With the world heading towards digitization, the use of money and transactions is also entering a new era characterized by a new form of digital currency, also referred to as cryptocurrencies. Time and again we have heard about cryptocurrencies like Bitcoin, Ethereum, Litecoin or Monero used as the digital-based-money. Among those, Bitcoin, which was created in early 2009 as a decentralized cashless payment system, is the first and best-known blockchain application. It is now accepted by over 100,000 merchants and vendors worldwide[1]. Many consider cryptocurrencies   to be the future of monetary transaction due to their beneficial potential of not being controlled by any central authority, but working primarily as a decentralized, peer-to-peer network of exchange, recorded and produced by the cryptocurrency community as a whole[2].

However, the computationally intensive validation process of many cryptocurrencies including Bitcoin called ‘‘mining’’ requires specific hardware and vast amounts of electricity to reach consensus about ownership and transactions[3]. The impact of crypto mining on climate change is not as intuitive as in the field of oil and mineral extraction. Nevertheless, the potential energy consumption during mining of cryptocurrencies could lead to increased carbon emissions and climate change. For instance, the considerable and unsustainable usage of electricity in Bitcoin transactions, as  reported by ING bank is shown in Fig. 1 where they argued that a less energy intensive method of verifying the transaction ought to be introduced (Truby, 2018)[4]. As a matter of fact, globally ~314.2 billion cashless transactions are carried out every year, of which Bitcoin’s share was ~0.033% in 2017[5]. Hence, it is becoming a matter of concern for many skeptics, academics, and environmentalists due to the large carbon footprint for such a small share of global cashless transactions, and the potential for it to be more broadly used under current technologies5. Recently, Tesla’s CEO Elon Musk’s decision to discontinue their use of bitcoin as payment due to climate change concerns has renewed examination of the cryptocurrency’s environmental effects[6].

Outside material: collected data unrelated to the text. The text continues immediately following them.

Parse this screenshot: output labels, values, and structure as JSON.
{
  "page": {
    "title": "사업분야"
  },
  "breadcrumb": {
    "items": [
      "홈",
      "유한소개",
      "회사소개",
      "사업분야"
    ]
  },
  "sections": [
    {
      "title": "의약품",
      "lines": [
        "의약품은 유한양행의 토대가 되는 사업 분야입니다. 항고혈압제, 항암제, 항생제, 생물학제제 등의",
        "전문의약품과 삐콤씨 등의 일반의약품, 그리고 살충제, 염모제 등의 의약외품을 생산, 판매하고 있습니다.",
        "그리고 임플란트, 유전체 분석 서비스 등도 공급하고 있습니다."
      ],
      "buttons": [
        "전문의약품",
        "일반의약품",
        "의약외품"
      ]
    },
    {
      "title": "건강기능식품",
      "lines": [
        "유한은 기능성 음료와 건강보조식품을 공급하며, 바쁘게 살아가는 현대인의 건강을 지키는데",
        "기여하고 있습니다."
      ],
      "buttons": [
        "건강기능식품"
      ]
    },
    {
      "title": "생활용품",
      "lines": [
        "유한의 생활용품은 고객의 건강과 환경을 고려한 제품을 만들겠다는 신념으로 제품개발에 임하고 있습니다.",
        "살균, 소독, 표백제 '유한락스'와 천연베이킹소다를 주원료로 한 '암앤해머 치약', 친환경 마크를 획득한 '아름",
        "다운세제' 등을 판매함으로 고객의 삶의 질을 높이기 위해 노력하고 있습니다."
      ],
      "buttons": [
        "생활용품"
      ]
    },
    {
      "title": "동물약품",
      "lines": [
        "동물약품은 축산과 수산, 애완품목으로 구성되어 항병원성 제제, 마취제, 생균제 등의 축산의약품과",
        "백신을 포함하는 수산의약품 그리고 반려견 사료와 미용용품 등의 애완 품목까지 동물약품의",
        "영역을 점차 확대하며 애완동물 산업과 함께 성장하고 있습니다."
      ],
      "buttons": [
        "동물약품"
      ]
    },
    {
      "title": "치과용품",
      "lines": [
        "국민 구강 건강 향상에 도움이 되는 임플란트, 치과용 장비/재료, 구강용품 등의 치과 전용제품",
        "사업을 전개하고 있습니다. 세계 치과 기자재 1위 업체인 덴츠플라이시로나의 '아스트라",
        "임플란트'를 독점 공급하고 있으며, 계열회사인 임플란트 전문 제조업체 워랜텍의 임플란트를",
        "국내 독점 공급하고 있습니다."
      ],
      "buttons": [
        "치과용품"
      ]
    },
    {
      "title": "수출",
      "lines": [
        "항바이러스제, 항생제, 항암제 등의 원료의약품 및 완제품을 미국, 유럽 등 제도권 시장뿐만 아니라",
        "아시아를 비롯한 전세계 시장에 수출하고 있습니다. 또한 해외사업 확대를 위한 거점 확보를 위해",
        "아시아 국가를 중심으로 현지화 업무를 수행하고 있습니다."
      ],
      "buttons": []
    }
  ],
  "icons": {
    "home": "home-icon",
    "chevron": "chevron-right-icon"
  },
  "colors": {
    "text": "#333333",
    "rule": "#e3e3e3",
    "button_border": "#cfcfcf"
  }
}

Figure 1: Comparative transactional energy consumption (Source: Digiconomist, ING)

Some researchers have even claimed that cryptocurrencies like Bitcoin alone could bust global climate goals[1] and consider it as “power-hungry”. Researchers have suggested that the emissions from mining Bitcoin – where computing power is used to solve mathematical problems to create new currency – may be as high as 63megatonnes  of CO2 per year [7] . According to reports from Digiconomist, the increased use of bitcoin triggered a surge in its estimated annual energy depletion from 25 Terawatt hours to 30 Terawatt hours within two months, which is equivalent to the energy use of more than 19 European countries, and approximately 0.7 percent of total energy demand in the United States [8],[9]. Analysis by the University of Cambridge suggested that the Bitcoin network used more than 121 terawatt-hours (TWh) annually, which would rank it in the top 30 electricity consumers worldwide if it were a country[10]. Because of such a huge amount of energy necessary to run the algorithms that power digital assets like Bitcoin, they have a significant environmental imprint. Bitcoin’s environmental impact is further exacerbated by the fact that a majority (75%) of miners are based in China, where over two thirds of power is from coal9,10. Researchers’ have warned that “Without appropriate interventions and feasible policies, the intensive bitcoin blockchain operation in China can quickly grow as a threat that could potentially undermine the emission reduction effort taken place in the country”[11]. Hence, it is evident that for Bitcoin to be a climate friendly innovation, it should be adopted using clean sources of energy in a more efficient way. Also, it is necessary to discover alternative methods of mining. However, going for other alternative payment system could be the climate smarter choice. Another way out for policy makers could be making people more aware of the environmental consequences of buying cryptocurrencies if they cannot ban crypto mining completely. No doubt digitization in each sector and system including cryptocurrencies is making the world smart digitally, while climate friendly digitization could make it sustainable.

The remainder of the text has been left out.